One person who did was Sharon Lewis, LSU’s Associate AD/Football Recruiting and Alumni Relations. Lewis relayed numerous complaints concerning Miles. The investigations “went nowhere” according to Lewis, who stated that Miles and other staffers became “hostile” to her and eventually suffered a “mental breakdown” due to the lack of support. Others noticed.
“Poor Sharon,” the staffer said. “I mean, like I said, she had most of the brunt of it because she was over the girls ... .We were so beat down and caught up in that mess, we didn’t realize how bad we were, you know? That’s what upsets me.”
It should upset everyone. This was a perfect culture for things to turn into a nightmare. We’ve seen it. Repeatedly.
And this isn’t just LSU. It would be naive to conclude this is the only place where such thinking still exists. The power dynamic, the win-at-all-costs mentality, the lack of oversight … it can happen anywhere. It probably is.

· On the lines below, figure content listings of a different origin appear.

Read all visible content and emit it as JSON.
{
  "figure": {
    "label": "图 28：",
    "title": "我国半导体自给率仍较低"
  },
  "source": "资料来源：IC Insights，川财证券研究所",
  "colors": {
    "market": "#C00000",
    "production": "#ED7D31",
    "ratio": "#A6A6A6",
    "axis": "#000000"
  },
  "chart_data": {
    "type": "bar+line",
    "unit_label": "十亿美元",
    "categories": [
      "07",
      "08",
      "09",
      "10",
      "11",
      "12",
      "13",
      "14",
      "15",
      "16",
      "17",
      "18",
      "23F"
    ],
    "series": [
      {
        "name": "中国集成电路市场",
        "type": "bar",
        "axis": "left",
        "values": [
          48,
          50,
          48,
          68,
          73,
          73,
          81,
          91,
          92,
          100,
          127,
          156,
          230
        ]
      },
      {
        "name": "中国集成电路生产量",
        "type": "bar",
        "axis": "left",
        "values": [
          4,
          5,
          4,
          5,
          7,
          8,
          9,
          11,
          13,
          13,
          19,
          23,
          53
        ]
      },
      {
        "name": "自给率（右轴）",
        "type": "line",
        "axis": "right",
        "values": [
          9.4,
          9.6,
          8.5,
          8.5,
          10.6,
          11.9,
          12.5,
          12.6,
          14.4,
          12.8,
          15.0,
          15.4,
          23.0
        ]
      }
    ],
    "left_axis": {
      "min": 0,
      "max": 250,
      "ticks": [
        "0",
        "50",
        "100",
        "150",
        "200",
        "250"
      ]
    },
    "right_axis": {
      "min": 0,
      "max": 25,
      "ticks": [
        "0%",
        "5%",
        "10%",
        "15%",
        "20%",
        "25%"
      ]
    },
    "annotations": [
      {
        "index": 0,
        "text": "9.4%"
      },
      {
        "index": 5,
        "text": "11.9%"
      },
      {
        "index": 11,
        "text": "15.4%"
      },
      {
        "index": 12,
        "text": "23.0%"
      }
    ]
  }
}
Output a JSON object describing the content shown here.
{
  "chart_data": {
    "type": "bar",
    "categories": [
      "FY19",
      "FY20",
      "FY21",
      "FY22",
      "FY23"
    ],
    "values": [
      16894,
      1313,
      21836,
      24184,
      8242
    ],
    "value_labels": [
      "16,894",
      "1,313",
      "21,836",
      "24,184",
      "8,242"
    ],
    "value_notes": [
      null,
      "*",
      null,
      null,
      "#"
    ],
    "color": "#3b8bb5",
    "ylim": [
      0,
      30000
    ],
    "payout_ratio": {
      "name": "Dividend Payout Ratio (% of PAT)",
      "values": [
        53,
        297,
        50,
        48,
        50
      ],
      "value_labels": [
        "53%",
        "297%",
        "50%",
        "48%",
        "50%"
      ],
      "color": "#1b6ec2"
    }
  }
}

“I felt like maybe if the University had done more when the first child had happened, maybe that would have helped clean up a lot of other stuff that maybe wouldn’t have happened further down the line with not just him, with even players and anything like that,” the football staffer said. “Because sometimes if people see somebody getting in trouble ... they’re not as apt to go, ‘Well, I can keep doing that because nobody gets in trouble around here, even the head coach didn’t get in trouble for doing it.’ ”
Les Miles finally got in trouble, fired eight years and two schools too late. Even with the athletic director calling for his dismissal in 2013, he wasn’t dumped by LSU until he stopped winning enough games in 2016. If he’d still been beating Alabama, he’d probably still be there.
The story isn’t just about Les Miles and LSU though. This is a warning flare for everyone, everywhere.
No matter how many of these abusive coach and doctor horror stories emerge, some of the people most capable of stopping it early are, for whatever reason, still focused on protecting brands, not victims.
Changing that should be everyone’s primary focus.
This time it appears it was just Les Miles being a loser and a creep.